In her opinion issued on September 30, 2016, Judge Beryl Howell first addressed the standards to be applied to the challenge. These included three threshold issues:
- What deference, if any, should be given to the 2007 reasoned decision by Ms. Kaufmann-Kohler’s co-arbitrators, rejecting the challenge to her independence and impartiality. Judge Howell determined that she should accord deference to this decision, particularly given that it took into account considerations that were relevant and applicable to the “evident partiality” test under the FAA.
- What deference, if any, should be given to a 2010 arbitral decision in a related case (Vivendi v. Argentina) that also analyzed the alleged “conflict” and arrived at a decision that was not only very critical of Ms. Kaufmann-Kohler for failing to detect the bank’s connections with Vivendi, but also implied that arbitrators were subject to a particularly stringent test in ascertaining potential “conflicts of interests.”10 In Judge Howell’s view, the 2010 decision warranted no deference because, among other things, it failed to inquire into the “materiality” of the bank’s investment in Vivendi.11
- By what standard “evident partiality” should be assessed. In this respect, Judge Howell referred to the seminal 1968 United States Supreme Court case Commonwealth Coatings Corp v. Continental Casualty Co., a plurality decision of the Supreme Court, which contains no clear majority holding. In that decision, she noted, the justices articulated two competing tests for arbitrator challenges. In his concurring opinion, Justice Byron White advocated a pragmatic test, which required a party to prove that an arbitrator had a “substantial interest in a firm which has done more than trivial business with a party.” In contrast, Justice Hugo Black advocated a stricter standard, which held arbitrators to a quasi-judicial standard, to “avoid even the appearance of bias.”

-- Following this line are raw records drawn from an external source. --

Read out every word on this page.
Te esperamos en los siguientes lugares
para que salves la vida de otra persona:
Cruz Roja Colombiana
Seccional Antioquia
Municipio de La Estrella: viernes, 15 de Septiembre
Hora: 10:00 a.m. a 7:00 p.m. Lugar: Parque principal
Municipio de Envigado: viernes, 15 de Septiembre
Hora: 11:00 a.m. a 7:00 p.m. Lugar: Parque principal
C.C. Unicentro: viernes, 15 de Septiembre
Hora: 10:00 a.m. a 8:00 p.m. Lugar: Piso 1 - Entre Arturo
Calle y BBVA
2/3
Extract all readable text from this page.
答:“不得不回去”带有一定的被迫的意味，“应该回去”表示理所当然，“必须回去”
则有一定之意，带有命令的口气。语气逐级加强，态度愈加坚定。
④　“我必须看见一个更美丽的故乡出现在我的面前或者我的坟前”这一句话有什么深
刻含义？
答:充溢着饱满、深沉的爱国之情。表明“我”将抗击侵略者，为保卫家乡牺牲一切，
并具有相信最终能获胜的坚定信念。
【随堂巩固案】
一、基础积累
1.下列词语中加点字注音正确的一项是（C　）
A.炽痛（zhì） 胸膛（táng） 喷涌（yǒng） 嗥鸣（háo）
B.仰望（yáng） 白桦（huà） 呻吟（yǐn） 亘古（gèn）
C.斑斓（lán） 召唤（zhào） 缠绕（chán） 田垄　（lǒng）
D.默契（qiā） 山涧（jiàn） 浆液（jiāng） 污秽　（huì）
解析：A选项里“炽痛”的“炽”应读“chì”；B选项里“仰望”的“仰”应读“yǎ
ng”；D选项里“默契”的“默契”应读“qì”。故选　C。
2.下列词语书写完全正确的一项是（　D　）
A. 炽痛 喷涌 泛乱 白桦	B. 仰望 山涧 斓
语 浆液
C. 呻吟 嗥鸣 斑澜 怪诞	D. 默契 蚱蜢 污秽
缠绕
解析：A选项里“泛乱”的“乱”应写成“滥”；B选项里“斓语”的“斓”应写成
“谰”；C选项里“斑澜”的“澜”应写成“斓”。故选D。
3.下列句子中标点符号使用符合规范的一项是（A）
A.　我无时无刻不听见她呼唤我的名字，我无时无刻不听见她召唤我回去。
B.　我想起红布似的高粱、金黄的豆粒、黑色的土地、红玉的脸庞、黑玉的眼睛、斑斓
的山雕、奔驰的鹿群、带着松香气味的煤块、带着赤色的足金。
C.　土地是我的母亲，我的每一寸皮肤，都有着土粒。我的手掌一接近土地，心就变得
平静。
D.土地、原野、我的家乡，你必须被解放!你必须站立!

On this issue, Judge Howell noted that the D.C. Circuit had adopted Justice White’s approach and that the burden on a challenging party for vacating an arbitral award due to “evident partiality” requires the challenging party to demonstrate facts that would cause a reasonable person to conclude that an arbitrator was partial to one party to the arbitration.12 Judge Howell considered that this test was functionally identical to the 2nd Circuit standard (applicable in New York)13 — but was not the same as the (stricter) 9th Circuit standard, which follows Justice Black’s opinion and looks to whether there is an “impression” of partiality.14
Applying the D.C. standard, Judge Howell held that Argentina’s evidence was “wholly insufficient” and that the bank’s investment was “inconsequential” because it consisted mainly of shares held on behalf of third parties. The record showed that the arbitrator had no involvement in the investment decisions of the bank and that the arbitration would have a “negligible effect” on the bank’s financial fortunes.15 Because the arbitrator had served in a nonexecutive capacity and only for a three-year period during the course of the 12-year arbitration, the court held that Argentina had not demonstrated that there was “evident partiality.”16 After rejecting the remainder of Argentina’s challenges to the award, it confirmed the award, with the result that the judgment will be entered upon the full award sum (including interest).
If affirmed, the decision provides guidance for parties whose arbitrations are seated in Washington, D.C., New York and other locations whose federal judicial circuits have adopted Justice White’s test from Commonwealth Coatings.17 It confirms that in the event of a post-award challenge, an arbitrator may only be found to have displayed “evident partiality” upon a showing of specific facts and not just the mere “appearance of bias.” Moreover, the case provides a useful example of a U.S. court being willing to consider (and potentially give deference to) the reasoned “arbitrator challenge” decisions made during the course of the arbitration.